The typical age of onset is between 20 and 30 years, with a smaller peak around 50 years, leading to a median onset age of 30.[28] About 20 to 25% of patients presenting with inflammatory bowel disease are children under 18 years old, while 80% are adolescents. Additionally, the incidence of Crohn's disease in children is on the rise, with 2.5–11.4 new cases per 100,000 and a prevalence of 58 per 100,000.[43]

History

[edit]

Giovanni Battista Morgagni, often referred to as the father of anatomic pathology, provided one of the earliest detailed accounts of the disease in his 1761 treatise, noting specific autopsy findings in a young patient who suffered from severe gastrointestinal symptoms.[44]

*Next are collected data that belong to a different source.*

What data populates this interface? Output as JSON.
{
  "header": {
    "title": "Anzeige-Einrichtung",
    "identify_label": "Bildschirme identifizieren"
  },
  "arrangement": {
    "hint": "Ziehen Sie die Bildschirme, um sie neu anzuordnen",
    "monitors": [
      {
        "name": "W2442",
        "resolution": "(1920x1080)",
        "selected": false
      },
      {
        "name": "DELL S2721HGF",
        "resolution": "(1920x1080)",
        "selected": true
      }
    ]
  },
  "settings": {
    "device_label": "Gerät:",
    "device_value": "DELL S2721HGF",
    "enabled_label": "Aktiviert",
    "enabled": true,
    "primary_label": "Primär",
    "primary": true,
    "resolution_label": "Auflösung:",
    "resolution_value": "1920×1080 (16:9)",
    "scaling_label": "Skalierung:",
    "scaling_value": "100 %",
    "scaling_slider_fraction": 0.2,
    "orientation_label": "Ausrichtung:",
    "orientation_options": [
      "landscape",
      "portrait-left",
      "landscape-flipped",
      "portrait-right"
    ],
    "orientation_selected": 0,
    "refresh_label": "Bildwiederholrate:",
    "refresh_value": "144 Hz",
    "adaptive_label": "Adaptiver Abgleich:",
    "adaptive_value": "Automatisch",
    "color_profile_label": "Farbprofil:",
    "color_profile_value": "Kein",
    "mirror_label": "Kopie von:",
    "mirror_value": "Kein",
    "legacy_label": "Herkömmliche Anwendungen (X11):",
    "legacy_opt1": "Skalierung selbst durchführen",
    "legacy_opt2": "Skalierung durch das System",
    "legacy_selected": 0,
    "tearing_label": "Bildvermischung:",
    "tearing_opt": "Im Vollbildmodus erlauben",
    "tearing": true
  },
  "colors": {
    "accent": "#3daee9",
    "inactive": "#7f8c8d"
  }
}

The first notable series of cases of Crohn's disease was reported by Polish surgeon Antoni Leśniowski in 1903,[45] followed by Scottish surgeon Thomas Kennedy Dalziel in 1913, who described nine patients exhibiting significant pathological features treated by surgical resection. However, the disease only gained widespread recognition with a landmark 1932 article by Burrill B. Crohn, Leon Ginzburg, and Gordon D. Oppenheimer. In this publication, they introduced the term "regional ileitis" based on their observations of chronic inflammation in the terminal ileum of 14 patients.[44]

Over the following decades, Crohn's disease was recognized as affecting various parts of the gastrointestinal tract, with reports of involvement from the esophagus to the colon. This period also marked the identification of skip lesions—areas of healthy bowel between diseased sections—adding to the understanding of the disease's pathology. Public awareness of Crohn's disease increased significantly after President Eisenhower underwent surgery for the condition in 1956, which highlighted its impact on quality of life and encouraged discussions about the disease.[44]

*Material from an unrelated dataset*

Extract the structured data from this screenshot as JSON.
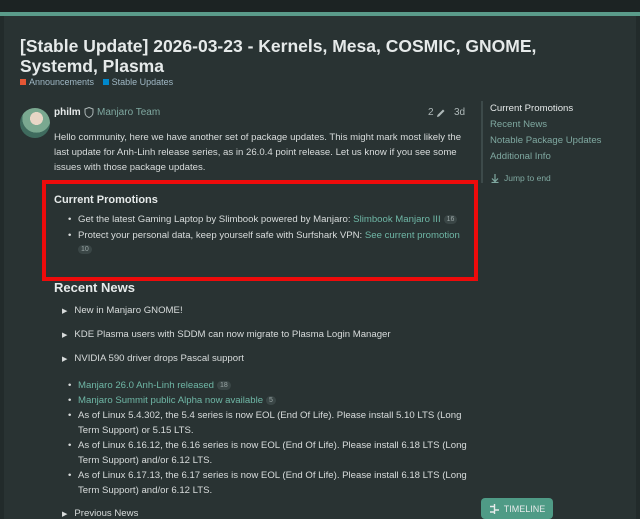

In 1960, ulcerative colitis and Crohn's colitis were officially classified as distinct diseases, despite lingering beliefs that Crohn's disease could not manifest in the colon. During this decade, advancements such as fiberoptic colonoscopy and the capability to perform biopsies significantly enhanced the diagnosis and management of Crohn's disease, facilitating improved visualization of the gastrointestinal tract and more accurate assessments of disease severity. Subsequent decades saw the testing of various medications for Crohn's disease in clinical trials, including the identification of methotrexate's efficacy in 1989.[44]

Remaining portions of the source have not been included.